GSK-3β inhibitors have long been tested as AD therapy and recently studied for the treatments of both diabetes and AD as GSK-3β plays an important role in insulin signaling as mentioned earlier. GSK-3β inhibitors might be beneficial because insulin promotes activation of glycogen synthase by suppressing GSK-3β activity.134 Overexpression of GSK-3β attenuates insulin signaling by phosphorylating and downregulating insulin receptor substrates,135 and therapeutic doses of lithium chloride, an inhibitor for GSK-3β, show reduction of Aβ peptide expression in the brain72 and tau phosphorylation in both neuron and glia,82136137 suggesting that inhibition of GSK-3β activity may be a promising form of therapy for both diabetes and AD.

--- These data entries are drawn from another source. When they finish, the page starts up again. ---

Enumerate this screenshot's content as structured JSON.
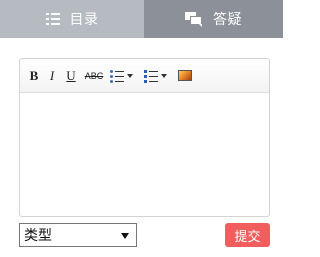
{
  "tabs": [
    {
      "label": "目录",
      "icon": "list-icon"
    },
    {
      "label": "答疑",
      "icon": "chat-icon"
    }
  ],
  "toolbar": {
    "bold": "B",
    "italic": "I",
    "underline": "U",
    "strikethrough": "ABC"
  },
  "form": {
    "type_select_value": "类型",
    "submit_label": "提交"
  },
  "colors": {
    "tab_active": "#b6bac1",
    "tab_inactive": "#8b9099",
    "submit": "#f25d5d"
  }
}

The nuclear receptor peroxisome proliferator-activated receptor gamma (PPARγ) is a transcription factor that regulates glucose and lipid metabolism and suppresses gene expression in inflammation.138 PPARγ is particularly important as this nuclear receptor regulates the metabolism of lipids and carbohydrates, glucose levels in serum, and insulin sensitivity.139 However, the effects of PPARγ agonists from a study using Tg2576 mice are conflicting, such that Pioglitazone, a PPARγ agonist, exhibits no changes in Aβ pathology and no changes in reactive glia, an inflammatory response,140 while rosiglitazone, an insulin sensitizer acting on PPARγ has effects on recovery of insulin sensitivity and improvements in behavioral deficits.141 Pioglitazone also shows an anti-oxidant effect in an experiment using human serum.142 A clinical study with Pioglitazone shows that a low dose of the drug has a better effect than placebo in AD patients, suggesting Pioglitazone as a potential treatment in AD.143 A large scale of studies requires to validate and replicate the beneficial effects of drugs in the future.

CONCLUSION

Although various mechanisms and markers have been suggested in establishing the idea that T2DM and AD might be linked, there is still a need for further elaboration due to several conflicting findings in the scientific literature, particularly in epidemiology studies. Even with such conflicts, altered insulin or insulin-related signaling seems to be involved in many of pathologies of AD brains. Regulation of diabetic complications helps to alleviate these pathologies, as evidenced by prolonged lifespan, reduction of Aβ plaques, and improvement of cognitive function. By evaluating the given evidence along with conflicting data, it appears that T2DM may serve as a factor in accelerating pathologies in AD development. T2DM should be considered as part of a larger complication accompanying pathologies such as inflammation, oxidative stress, DNA damage, and mitochondrial dysfunction which may contribute to a degenerative domino effect. With studies on diabetic drugs as a useful tool in ameliorating AD symptoms, AD can be considered as a form of type 3 diabetes.53 Nevertheless, memory and cognitive functions are not only observed in AD patients but in other degenerative diseases. Hence with this observation in mind, it is vital that the individuals involved in any future advancements of AD treatment prioritize the distinguishing routes or etiologies of disease causality and should investigate further to clarify underlying mechanisms of pathologies in diabetes and AD.